Una forza Ue ai confini? L’idea non piace a Roma (né all’europa del Sud)
SALISBURGO In fondo, l’asimmetria tra i Paesi di sbarco e il resto d’europa sull’immigrazione assomiglia a quella classica sull’economia. Quanto meno ripropone, eccezion fatta per Parigi, le stesse linee divisorie. Lì il dilemma era (ed è) se dovesse venire prima il consolidamento o la crescita, il rigore o lo sviluppo. Qui, come confermano le parole di Sebastian Kurz, è se occorra prima rafforzare e proteggere le frontiere esterne, potenziando Frontex come vogliono Germania, Francia, Austria, la Commissione europea e quant’altro, ovvero dare precedenza al ricollocamento dei migranti, come chiede l’italia.
Diciamo subito che il rovello non verrà sciolto nelle sale barocche della città di Mozart, che ospitano il Consiglio europeo informale. Sarebbe già qualcosa se stamane il cancelliere austriaco, presidente di turno, riassumendo il senso dei colloqui dicesse «stiamo facendo dei progressi», in vista del vertice decisivo, quello in calendario il 16 ottobre a Bruxelles.
È chiaro che l’italia non è messa molto bene. Soprattutto se continua a farsi del male da sola, inimicandosi praticamente tutti con le sortite rumorose e situazioniste del ministro degli Interni, invece di cercare alleanze e costruire consenso. «Il nostro governo non ha ben compreso cosa bisogna fare», osserva Antonio Tajani in una pausa del vertice parallelo dei popolari europei.
Che poi le perplessità italiane (ma anche spagnole e greche) al dettaglio della proposta per Frontex hanno senso, è un’altra storia. Diversa ma non contraddittoria. 10 mila effettivi e quasi 10 miliardi di investimenti entro il 2020 sono una cifra enorme, viene fatto osservare. Con quali regole d’ingaggio per una forza che dovrebbe poter schierare le sue guardie alle frontiere, cioè sul territorio dei Paesi di arrivo? Senza scomodare le fonti, lo stesso cancelliere Kurz ha riassunto le preoccupazioni di Roma, Madrid e Atene: «Temono che rafforzare Frontex significhi anche più registrazioni e una perdita di sovranità». Salvo rispolverare l’antico refrain dello screening all’ingrosso: «Forse i Paesi del Sud non sono scontenti che molti dei nuovi arrivati possano proseguire il loro viaggio verso l’europa centrale».
Tornando a cosa debba venire prima, è del tutto sensata anche la richiesta italiana di dare priorità a un meccanismo sugli sbarchi, fosse pur temporaneo, in modo da evitare che ogni episodio diventi un nuovo Acquarius o una nuova Diciotti. «Ci vuole un sistema più prevedibile e solidale, in grado di porre fine alle soluzioni ad hoc», spiega una fonte europea.

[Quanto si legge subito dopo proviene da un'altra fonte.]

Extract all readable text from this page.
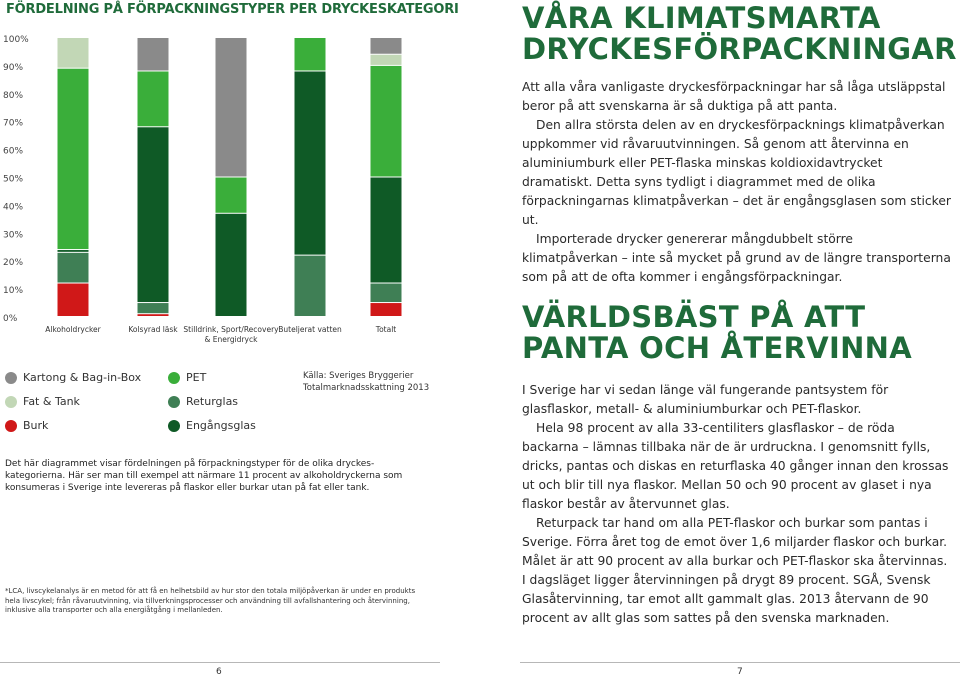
FÖRDELNING PÅ FÖRPACKNINGSTYPER PER DRYCKESKATEGORI
100%
90%
80%
70%
60%
50%
40%
30%
20%
10%
0%
Alkoholdrycker	Kolsyrad läsk Stilldrink, Sport/Recovery & Energidryck
Buteljerat vatten	Totalt
Kartong & Bag-in-Box	PET
Fat & Tank	Returglas
Burk	Engångsglas
Källa: Sveriges Bryggerier
Totalmarknadsskattning 2013
Det här diagrammet visar fördelningen på förpackningstyper för de olika dryckes-kategorierna. Här ser man till exempel att närmare 11 procent av alkoholdryckerna som konsumeras i Sverige inte levereras på flaskor eller burkar utan på fat eller tank.
*LCA, livscykelanalys är en metod för att få en helhetsbild av hur stor den totala miljöpåverkan är under en produkts hela livscykel; från råvaruutvinning, via tillverkningsprocesser och användning till avfallshantering och återvinning, inklusive alla transporter och alla energiåtgång i mellanleden.
6	7
VÅRA KLIMATSMARTA DRYCKESFÖRPACKNINGAR

Att alla våra vanligaste dryckesförpackningar har så låga utsläppstal beror på att svenskarna är så duktiga på att panta.

Den allra största delen av en dryckesförpacknings klimatpåverkan uppkommer vid råvaruutvinningen. Så genom att återvinna en aluminiumburk eller PET-flaska minskas koldioxidavtrycket dramatiskt. Detta syns tydligt i diagrammet med de olika förpackningarnas klimatpåverkan – det är engångsglasen som sticker ut.

Importerade drycker genererar mångdubbelt större klimatpåverkan – inte så mycket på grund av de längre transporterna som på att de ofta kommer i engångsförpackningar.

VÄRLDSBÄST PÅ ATT PANTA OCH ÅTERVINNA

I Sverige har vi sedan länge väl fungerande pantsystem för glasflaskor, metall- & aluminiumburkar och PET-flaskor.

Hela 98 procent av alla 33-centiliters glasflaskor – de röda backarna – lämnas tillbaka när de är urdruckna. I genomsnitt fylls, dricks, pantas och diskas en returflaska 40 gånger innan den krossas ut och blir till nya flaskor. Mellan 50 och 90 procent av glaset i nya flaskor består av återvunnet glas.

Returpack tar hand om alla PET-flaskor och burkar som pantas i Sverige. Förra året tog de emot över 1,6 miljarder flaskor och burkar. Målet är att 90 procent av alla burkar och PET-flaskor ska återvinnas. I dagsläget ligger återvinningen på drygt 89 procent. SGÅ, Svensk Glasåtervinning, tar emot allt gammalt glas. 2013 återvann de 90 procent av allt glas som sattes på den svenska marknaden.
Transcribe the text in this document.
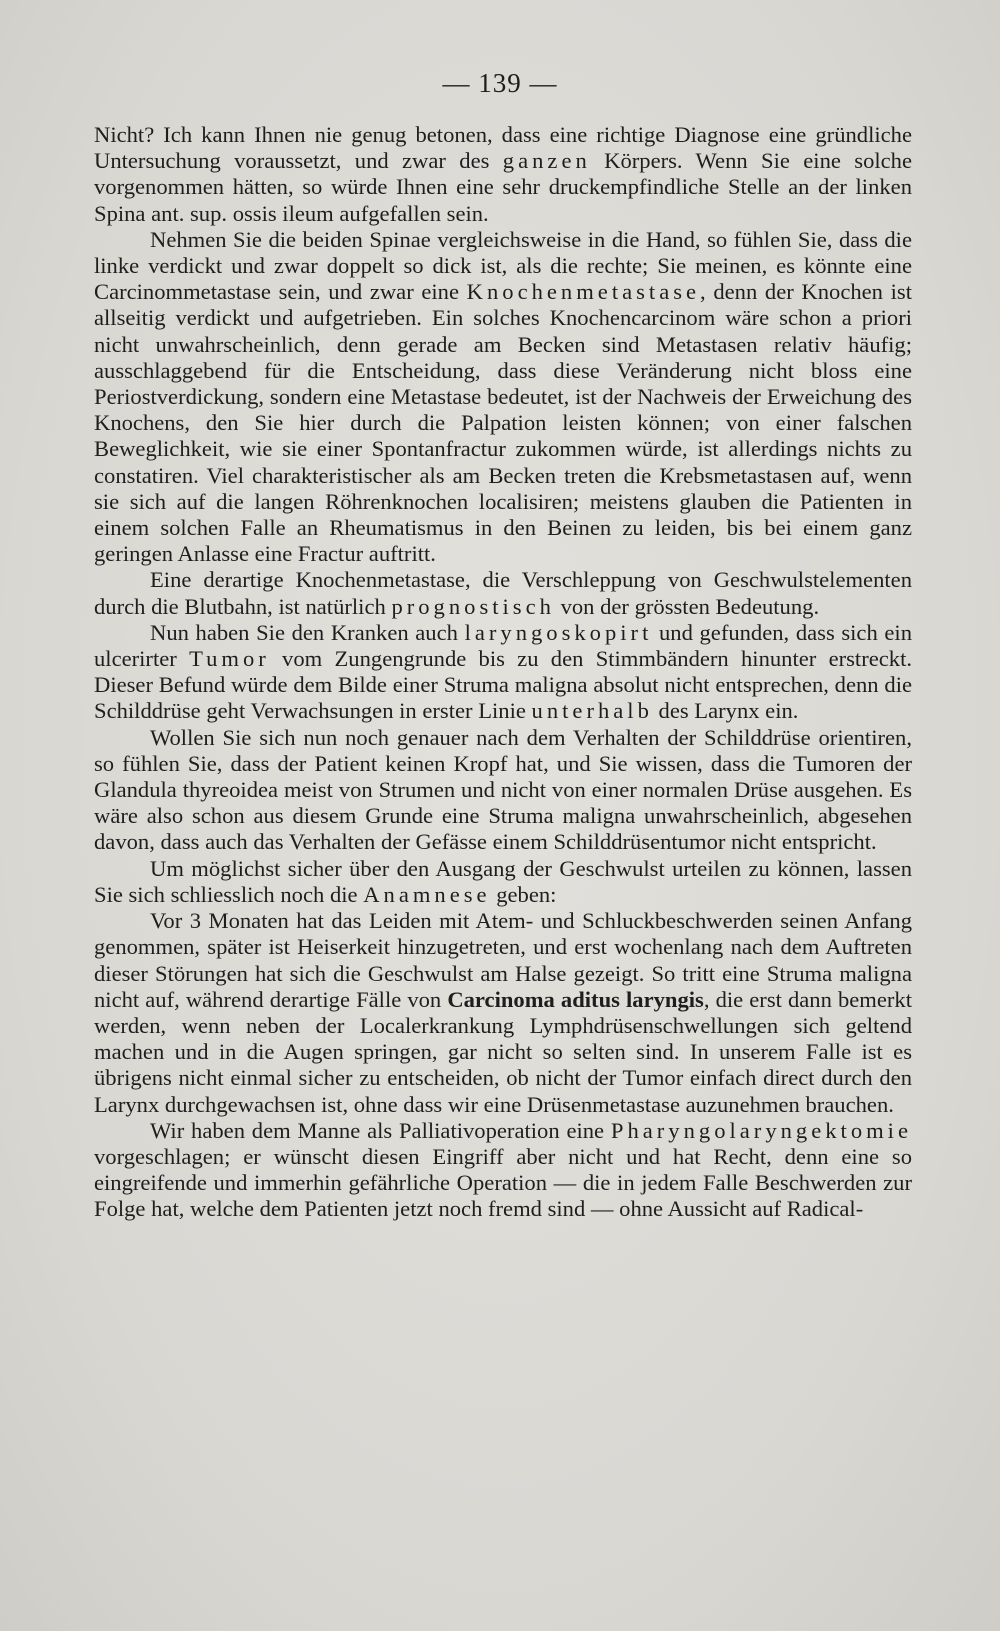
— 139 —

Nicht? Ich kann Ihnen nie genug betonen, dass eine richtige Diagnose eine gründliche Untersuchung voraussetzt, und zwar des ganzen Körpers. Wenn Sie eine solche vorgenommen hätten, so würde Ihnen eine sehr druckempfindliche Stelle an der linken Spina ant. sup. ossis ileum aufgefallen sein.

Nehmen Sie die beiden Spinae vergleichsweise in die Hand, so fühlen Sie, dass die linke verdickt und zwar doppelt so dick ist, als die rechte; Sie meinen, es könnte eine Carcinommetastase sein, und zwar eine Knochenmetastase, denn der Knochen ist allseitig verdickt und aufgetrieben. Ein solches Knochencarcinom wäre schon a priori nicht unwahrscheinlich, denn gerade am Becken sind Metastasen relativ häufig; ausschlaggebend für die Entscheidung, dass diese Veränderung nicht bloss eine Periostverdickung, sondern eine Metastase bedeutet, ist der Nachweis der Erweichung des Knochens, den Sie hier durch die Palpation leisten können; von einer falschen Beweglichkeit, wie sie einer Spontanfractur zukommen würde, ist allerdings nichts zu constatiren. Viel charakteristischer als am Becken treten die Krebsmetastasen auf, wenn sie sich auf die langen Röhrenknochen localisiren; meistens glauben die Patienten in einem solchen Falle an Rheumatismus in den Beinen zu leiden, bis bei einem ganz geringen Anlasse eine Fractur auftritt.

Eine derartige Knochenmetastase, die Verschleppung von Geschwulstelementen durch die Blutbahn, ist natürlich prognostisch von der grössten Bedeutung.

Nun haben Sie den Kranken auch laryngoskopirt und gefunden, dass sich ein ulcerirter Tumor vom Zungengrunde bis zu den Stimmbändern hinunter erstreckt. Dieser Befund würde dem Bilde einer Struma maligna absolut nicht entsprechen, denn die Schilddrüse geht Verwachsungen in erster Linie unterhalb des Larynx ein.

Wollen Sie sich nun noch genauer nach dem Verhalten der Schilddrüse orientiren, so fühlen Sie, dass der Patient keinen Kropf hat, und Sie wissen, dass die Tumoren der Glandula thyreoidea meist von Strumen und nicht von einer normalen Drüse ausgehen. Es wäre also schon aus diesem Grunde eine Struma maligna unwahrscheinlich, abgesehen davon, dass auch das Verhalten der Gefässe einem Schilddrüsentumor nicht entspricht.

Um möglichst sicher über den Ausgang der Geschwulst urteilen zu können, lassen Sie sich schliesslich noch die Anamnese geben:

Vor 3 Monaten hat das Leiden mit Atem- und Schluckbeschwerden seinen Anfang genommen, später ist Heiserkeit hinzugetreten, und erst wochenlang nach dem Auftreten dieser Störungen hat sich die Geschwulst am Halse gezeigt. So tritt eine Struma maligna nicht auf, während derartige Fälle von Carcinoma aditus laryngis, die erst dann bemerkt werden, wenn neben der Localerkrankung Lymphdrüsenschwellungen sich geltend machen und in die Augen springen, gar nicht so selten sind. In unserem Falle ist es übrigens nicht einmal sicher zu entscheiden, ob nicht der Tumor einfach direct durch den Larynx durchgewachsen ist, ohne dass wir eine Drüsenmetastase auzunehmen brauchen.

Wir haben dem Manne als Palliativoperation eine Pharyngolaryngektomie vorgeschlagen; er wünscht diesen Eingriff aber nicht und hat Recht, denn eine so eingreifende und immerhin gefährliche Operation — die in jedem Falle Beschwerden zur Folge hat, welche dem Patienten jetzt noch fremd sind — ohne Aussicht auf Radical-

Ma il punto è proprio la solidarietà, merce scarsa nell’europa di oggi.
Poi ci sono i rimpatri, sui quali si sta lavorando con crescente consenso, ma su cui l’italia chiede alla Commissione di impegnare soldi veri. E last but not least, ci sono i denari del fondo per l’africa, da usare per concludere intese con i Paesi d’origine, dove viene ricordato che i piani della Commissione prevedono cifre complessive sei volte inferiori a quelle impegnate per l’accordo con la Turchia: «Non 4 miliardi ma quattro volte tanto sarebbero una cifra appena adeguata». Richieste sacrosante, che tuttavia avrebbero bisogno di forte credibilità e capacità strategica. Anche quelle merce rara.